Уже черемуховый снег на землю осыпался, птицы уже свили гнезда и начинали примолкать; у врагов у наших — волков да лисиц — народились щенки, а мы, зайчата-настовички, давно подросли, осмелели и сделались совсем похожими на взрослых красивых зайцев.

Было утро, и я собирался где-нибудь залечь подремать. Я только что побывал на деревенском поле, позубрил там клеверку — такого мокрого, холодного от росы, приятного — и теперь ковылял не торопясь вдоль опушки. Эх, думаю, зайду сейчас в лес, доберусь до теплой, песчаной гривки и залягу под кустом — таково-то хорошо! Подремывай весь день…

Но не тут-то было.

Вдоль опушки тянулась человечья заброшенная тропка. Наверно, когда-то люди на водопой тут ходили. Перескочил я через эту тропку, и вдруг моя задняя лапа провалилась — щелк! — ударило меня, и сунулся я носом в траву.

Хочу прыгнуть, дергаюсь, а лапу кто-то цапнул и держит. Хоть я и храбрый зверь, но тут у меня в глазах помутилось… Кабы знать, кто схватил, может — не так страшно было бы. А то ведь непонятно, кто тебя держит, и от этого — самый ужасный ужас.

Дернулся я что есть сил — подалось. Комок земли вывернул, лапу вытянул, а на лапе-то, батюшки мои…
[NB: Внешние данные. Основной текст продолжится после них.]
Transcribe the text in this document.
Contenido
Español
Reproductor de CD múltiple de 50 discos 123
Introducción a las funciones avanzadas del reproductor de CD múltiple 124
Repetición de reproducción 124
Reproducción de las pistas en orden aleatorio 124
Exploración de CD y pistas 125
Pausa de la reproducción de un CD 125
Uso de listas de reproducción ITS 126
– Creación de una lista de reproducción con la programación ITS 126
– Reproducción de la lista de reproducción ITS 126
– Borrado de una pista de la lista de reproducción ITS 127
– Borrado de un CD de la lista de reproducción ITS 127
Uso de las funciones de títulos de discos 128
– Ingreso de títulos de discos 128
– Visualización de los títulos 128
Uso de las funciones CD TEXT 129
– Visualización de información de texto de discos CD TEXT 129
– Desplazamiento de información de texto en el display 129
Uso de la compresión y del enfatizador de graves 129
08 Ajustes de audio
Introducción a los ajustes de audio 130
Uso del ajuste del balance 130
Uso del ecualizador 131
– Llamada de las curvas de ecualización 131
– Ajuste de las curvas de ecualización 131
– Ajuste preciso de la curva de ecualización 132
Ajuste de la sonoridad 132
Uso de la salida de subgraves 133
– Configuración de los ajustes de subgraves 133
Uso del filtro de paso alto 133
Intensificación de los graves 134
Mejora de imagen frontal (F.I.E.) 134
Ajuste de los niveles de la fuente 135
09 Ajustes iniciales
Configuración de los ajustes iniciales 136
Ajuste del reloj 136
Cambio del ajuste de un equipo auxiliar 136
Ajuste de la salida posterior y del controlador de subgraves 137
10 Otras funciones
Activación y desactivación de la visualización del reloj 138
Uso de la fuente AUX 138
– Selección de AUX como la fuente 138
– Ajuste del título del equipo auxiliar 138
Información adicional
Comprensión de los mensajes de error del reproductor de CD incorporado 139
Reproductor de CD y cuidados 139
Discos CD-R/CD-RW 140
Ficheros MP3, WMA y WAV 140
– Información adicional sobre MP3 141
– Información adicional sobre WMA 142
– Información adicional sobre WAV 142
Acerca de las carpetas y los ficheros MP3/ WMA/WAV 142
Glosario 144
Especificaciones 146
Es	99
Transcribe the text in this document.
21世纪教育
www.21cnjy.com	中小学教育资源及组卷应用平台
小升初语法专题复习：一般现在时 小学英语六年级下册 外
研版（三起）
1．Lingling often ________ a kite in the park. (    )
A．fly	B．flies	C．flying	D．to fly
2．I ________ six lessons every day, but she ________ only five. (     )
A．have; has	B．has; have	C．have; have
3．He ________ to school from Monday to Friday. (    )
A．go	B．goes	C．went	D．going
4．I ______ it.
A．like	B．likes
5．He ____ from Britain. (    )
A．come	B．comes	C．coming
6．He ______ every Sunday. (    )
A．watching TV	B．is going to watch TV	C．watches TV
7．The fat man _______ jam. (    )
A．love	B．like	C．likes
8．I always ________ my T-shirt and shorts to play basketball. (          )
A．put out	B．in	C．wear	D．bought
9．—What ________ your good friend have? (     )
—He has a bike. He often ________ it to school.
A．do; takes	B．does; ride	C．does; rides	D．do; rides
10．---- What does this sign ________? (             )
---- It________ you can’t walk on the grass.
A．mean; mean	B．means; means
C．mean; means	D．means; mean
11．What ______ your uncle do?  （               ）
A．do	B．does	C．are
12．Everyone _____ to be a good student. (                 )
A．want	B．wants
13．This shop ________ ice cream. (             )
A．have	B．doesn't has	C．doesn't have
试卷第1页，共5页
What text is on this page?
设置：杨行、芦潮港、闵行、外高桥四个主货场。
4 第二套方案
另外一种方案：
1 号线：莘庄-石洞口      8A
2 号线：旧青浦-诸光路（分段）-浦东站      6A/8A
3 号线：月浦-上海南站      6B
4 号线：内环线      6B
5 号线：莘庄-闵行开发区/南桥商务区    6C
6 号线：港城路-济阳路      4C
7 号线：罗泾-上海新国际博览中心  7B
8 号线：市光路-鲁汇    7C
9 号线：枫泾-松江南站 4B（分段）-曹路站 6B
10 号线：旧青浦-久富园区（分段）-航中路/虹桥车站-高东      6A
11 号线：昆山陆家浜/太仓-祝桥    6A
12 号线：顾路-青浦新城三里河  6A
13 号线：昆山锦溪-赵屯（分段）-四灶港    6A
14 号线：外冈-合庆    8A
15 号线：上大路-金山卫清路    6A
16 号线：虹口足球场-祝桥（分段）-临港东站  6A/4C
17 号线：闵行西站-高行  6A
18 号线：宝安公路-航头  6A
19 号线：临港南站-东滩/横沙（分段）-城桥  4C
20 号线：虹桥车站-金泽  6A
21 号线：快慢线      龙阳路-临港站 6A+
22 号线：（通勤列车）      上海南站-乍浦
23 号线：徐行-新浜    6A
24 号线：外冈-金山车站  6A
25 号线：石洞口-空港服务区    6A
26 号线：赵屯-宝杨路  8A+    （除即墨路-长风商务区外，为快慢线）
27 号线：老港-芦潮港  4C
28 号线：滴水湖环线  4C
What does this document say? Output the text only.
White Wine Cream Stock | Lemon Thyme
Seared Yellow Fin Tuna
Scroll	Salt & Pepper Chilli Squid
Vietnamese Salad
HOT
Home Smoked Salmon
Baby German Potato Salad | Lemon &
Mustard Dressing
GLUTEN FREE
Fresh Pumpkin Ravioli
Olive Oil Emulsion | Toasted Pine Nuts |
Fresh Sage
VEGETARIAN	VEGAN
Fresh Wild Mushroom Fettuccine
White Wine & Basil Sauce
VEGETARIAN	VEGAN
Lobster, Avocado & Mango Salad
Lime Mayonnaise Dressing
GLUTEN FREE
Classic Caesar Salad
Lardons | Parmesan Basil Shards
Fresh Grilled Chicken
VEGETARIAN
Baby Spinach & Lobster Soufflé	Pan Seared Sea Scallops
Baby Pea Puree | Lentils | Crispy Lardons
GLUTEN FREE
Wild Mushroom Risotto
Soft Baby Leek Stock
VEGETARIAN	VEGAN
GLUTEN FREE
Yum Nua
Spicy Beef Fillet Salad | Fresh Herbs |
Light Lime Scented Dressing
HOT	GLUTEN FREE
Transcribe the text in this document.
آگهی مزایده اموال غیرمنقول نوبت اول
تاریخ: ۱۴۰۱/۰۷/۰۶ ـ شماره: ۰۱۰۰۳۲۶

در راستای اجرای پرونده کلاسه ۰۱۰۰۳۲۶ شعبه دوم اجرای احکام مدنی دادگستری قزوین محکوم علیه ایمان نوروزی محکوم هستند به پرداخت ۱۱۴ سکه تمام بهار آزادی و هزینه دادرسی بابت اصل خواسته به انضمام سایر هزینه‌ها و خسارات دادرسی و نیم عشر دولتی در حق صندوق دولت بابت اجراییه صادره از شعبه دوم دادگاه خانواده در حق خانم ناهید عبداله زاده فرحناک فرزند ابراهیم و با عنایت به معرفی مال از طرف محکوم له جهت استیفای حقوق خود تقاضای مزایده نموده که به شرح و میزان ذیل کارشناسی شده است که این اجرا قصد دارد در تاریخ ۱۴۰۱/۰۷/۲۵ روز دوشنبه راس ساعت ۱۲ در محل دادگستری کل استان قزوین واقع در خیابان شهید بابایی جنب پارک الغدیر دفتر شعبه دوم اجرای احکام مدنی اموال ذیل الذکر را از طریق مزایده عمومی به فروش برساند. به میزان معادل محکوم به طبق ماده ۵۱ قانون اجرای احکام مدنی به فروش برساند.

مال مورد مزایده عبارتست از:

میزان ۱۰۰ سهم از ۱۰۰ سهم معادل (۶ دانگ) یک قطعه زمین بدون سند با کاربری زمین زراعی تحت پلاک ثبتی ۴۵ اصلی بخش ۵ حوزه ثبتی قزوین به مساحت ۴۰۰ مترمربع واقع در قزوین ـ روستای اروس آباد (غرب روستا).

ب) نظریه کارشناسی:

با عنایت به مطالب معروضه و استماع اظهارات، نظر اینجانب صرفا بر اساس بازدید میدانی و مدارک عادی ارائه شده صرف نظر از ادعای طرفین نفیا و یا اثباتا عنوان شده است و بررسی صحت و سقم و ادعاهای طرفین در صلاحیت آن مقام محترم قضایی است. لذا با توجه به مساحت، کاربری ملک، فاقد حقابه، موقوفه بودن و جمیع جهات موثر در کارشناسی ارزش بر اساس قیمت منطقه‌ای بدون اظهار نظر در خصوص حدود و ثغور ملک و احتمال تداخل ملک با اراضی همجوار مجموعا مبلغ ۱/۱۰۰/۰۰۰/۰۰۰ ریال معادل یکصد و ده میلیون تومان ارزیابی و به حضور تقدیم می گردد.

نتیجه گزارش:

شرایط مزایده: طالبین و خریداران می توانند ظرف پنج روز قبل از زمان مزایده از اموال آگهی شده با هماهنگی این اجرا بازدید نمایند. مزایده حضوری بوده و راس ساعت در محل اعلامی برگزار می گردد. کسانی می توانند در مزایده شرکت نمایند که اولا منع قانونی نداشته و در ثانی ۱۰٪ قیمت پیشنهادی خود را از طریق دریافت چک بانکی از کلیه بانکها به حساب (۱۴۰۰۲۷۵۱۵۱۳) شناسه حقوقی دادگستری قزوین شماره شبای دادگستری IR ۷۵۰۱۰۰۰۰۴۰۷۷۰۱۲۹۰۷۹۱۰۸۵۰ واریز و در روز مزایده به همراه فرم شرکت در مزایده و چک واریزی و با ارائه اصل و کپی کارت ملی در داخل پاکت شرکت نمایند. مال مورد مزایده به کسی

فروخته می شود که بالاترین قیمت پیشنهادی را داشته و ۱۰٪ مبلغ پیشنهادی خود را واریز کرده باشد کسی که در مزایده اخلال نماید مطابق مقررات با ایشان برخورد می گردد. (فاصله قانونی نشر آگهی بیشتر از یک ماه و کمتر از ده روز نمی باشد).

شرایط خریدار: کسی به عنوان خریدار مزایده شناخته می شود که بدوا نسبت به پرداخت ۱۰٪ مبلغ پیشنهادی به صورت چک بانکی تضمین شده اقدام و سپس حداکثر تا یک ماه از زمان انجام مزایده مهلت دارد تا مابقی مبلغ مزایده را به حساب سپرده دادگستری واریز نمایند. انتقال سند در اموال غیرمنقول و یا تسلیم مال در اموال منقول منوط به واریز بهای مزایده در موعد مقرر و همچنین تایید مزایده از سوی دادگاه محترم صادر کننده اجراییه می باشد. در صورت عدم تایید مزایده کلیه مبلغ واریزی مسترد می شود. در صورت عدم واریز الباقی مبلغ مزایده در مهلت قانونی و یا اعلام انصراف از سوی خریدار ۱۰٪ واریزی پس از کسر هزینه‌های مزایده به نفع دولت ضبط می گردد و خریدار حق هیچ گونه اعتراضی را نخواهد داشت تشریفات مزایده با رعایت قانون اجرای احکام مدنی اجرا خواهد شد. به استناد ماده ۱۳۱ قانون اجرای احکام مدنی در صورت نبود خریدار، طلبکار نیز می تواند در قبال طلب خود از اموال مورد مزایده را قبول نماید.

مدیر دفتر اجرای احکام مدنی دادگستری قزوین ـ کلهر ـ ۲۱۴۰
Это я уже после узнал, что у меня на лапе было. А тогда — еще сильней настращался.

Висит на лапе черное, круглое, переплетенное, будто кривые сучья. Вроде бы неживое, а лапу зубами холодными закусило!

Оказывается, был это, братцы, капкан. Когда люди хотят Волка изловить, Росомаху или там еще кого, то прячут в разных местах капканы. Это страшные и непонятные штуки. Сидят, как мертвые, но, если дотронешься — вдруг оживают, защелкивают свою пасть и держат тебя до прихода человека…

Так мой капкан, братцы, был для Крота поставлен. Когда-то шел на тропке человек, заметил кротовую нору и спрятал в нее капкан. А потом или забыл про него, или не смог это место найти. Нора кротовая осыпалась, травой заросла, сверху ничего не видать… Но капкан-то все равно сидел под землей настороженный — ждал-поджидал…

А я в него и втяпался.

Ох и досталось мне… Уж как я его ни тряс, как ни возил, как ни сбрыкивал — не слезает капкан, да и все тут. Хоть волком вой!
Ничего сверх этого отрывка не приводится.